There are actually two
There are actually two abandoned Chinatown entrances (not including the emergency exit building in a Washington St. parking lot). There is one on Essex St. that most people miss unless they're looking for it, with another, very large entrance on LaGrange St. leading down to the Southbound platform. It's been preserved as an emergency exit that empties out just to the left of Centerfolds.
Pictures of the latter can be found at John Arico's gallery
They closed those? Man, I
They closed those? Man, I don't get out much any more. The last time I went into Chinatown, that's what I used.
There are two remaining
There are two remaining entrances on the Northbound side, and only one on the Southbound side.
You can see all three in this picture if you pan around.
One of the current northbound entrances to Chinatown station
used to instead be an entrance to the RKO Boston theatre (later called Boston Cinerama, Essex Cinema, and finally Star Cinema before it finally closed in 1986). This huge theatre is still sitting inside the 600 Washington-Essex building, empty and unused.
For a look inside the theatre, go here: http://cinerama.topcities.com/boston.htm
I guess nobody told Jackie Liebergott it exists, either
I'm honestly surprised Emerson hasn't snapped it up yet.
Thanks for the photos. I love shots of Boston from the mid-to-late 20th century. (anything from the '60s and '70s especially)
I wish she would!
but I suspect Emerson has its hands full with the Paramount-Bijou project across the street. If you know her, maybe you can point her at these pages.

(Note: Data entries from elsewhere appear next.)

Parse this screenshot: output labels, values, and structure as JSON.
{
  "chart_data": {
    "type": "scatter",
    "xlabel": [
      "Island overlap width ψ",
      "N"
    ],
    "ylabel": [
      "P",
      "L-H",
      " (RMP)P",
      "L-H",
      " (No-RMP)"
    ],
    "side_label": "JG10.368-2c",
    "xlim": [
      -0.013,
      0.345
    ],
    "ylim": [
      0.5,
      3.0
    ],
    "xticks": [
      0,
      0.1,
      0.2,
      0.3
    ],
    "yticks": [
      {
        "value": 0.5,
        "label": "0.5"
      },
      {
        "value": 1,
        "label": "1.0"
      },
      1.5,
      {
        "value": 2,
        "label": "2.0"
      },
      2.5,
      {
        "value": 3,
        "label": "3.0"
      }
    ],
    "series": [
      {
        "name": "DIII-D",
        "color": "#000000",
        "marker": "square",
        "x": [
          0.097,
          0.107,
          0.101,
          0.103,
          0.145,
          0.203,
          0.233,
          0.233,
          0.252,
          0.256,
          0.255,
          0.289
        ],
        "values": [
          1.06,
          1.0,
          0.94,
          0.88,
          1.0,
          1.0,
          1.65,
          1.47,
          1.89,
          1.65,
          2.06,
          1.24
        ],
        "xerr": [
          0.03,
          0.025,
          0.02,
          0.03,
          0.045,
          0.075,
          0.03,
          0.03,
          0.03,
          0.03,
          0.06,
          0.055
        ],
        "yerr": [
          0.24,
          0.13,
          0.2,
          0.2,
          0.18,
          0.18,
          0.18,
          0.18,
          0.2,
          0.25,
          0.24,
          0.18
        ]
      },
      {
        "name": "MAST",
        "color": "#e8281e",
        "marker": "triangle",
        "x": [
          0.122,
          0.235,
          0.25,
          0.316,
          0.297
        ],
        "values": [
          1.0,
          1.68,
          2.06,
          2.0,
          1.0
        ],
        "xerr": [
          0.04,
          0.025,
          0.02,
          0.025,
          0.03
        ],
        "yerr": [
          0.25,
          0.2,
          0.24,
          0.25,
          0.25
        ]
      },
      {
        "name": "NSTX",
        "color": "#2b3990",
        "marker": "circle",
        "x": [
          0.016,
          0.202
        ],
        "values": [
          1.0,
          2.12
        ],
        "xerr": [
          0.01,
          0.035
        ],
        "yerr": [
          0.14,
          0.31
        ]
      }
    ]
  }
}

Great photos old Essex St Station
When I was at Suffolk University in the late 70's,
I cleaned a string of banks in Boston
every evening as a part time job.
Would finish about 10pm, and the closest
Orange Line stop was Essex. No
thanks--I would go out of my way to
walk to Washington St. (now Downtown Crossing)
station.
Essex St. Station disgorged directly into
the Combat Zone back then. That was one
scary place to be at 10pm, getting on the
platform and then waiting for a train.
what about the old Orange Line?
I was gone when they rerouted the Orange Line, and didn't ride it much in the old days, but wouldn't there be some unused stations? Or were they all elevated, and taken down?
All elevated, all gone
But there is a tunnel segment visible before you arrive at New England Medical Center outbound. It is where the OL used to veer off into the portal leading to Washington St. It's about 150 ft long, and can't be used for anything given the way construction has built up the area in the 21 years since the Southwest Corridor opened. It's cheaper to keep it than demolish the thing.
There was a sealed, abandoned station on the line for about 20 years: New England Medical Center itself. The station was built at the same time as the hospital was in the late 1960s, with the idea that it would eventually be connected to the OL when it was eventually rerouted. Undoubtably saved a ton of money later on.
You'd be hard-pressed to find that kind of foresight anymore.
Hynes station
Also, why can't they reopen the Hynes station entrance that actually faces the Hynes?
Hynes Entrance
The T is afraid that bums will hang out in the passageway and cause a problem.
This doesn't seem to be a major problem in other passageways
such as the long pedestrian tunnel between State and Milk streets, or the one from Berkeley Street to the Arlington Street platform, or the one from Copley Place to Back Bay station.
but it is a problem at the
but it is a problem at the short, heavily used main tunnel at Hynes.
more on Hynes
I'd also like to see the exit-only iron maiden on Newbury Street replaced with a Charlie gate. It takes quite a while to get a line of people through that exit now.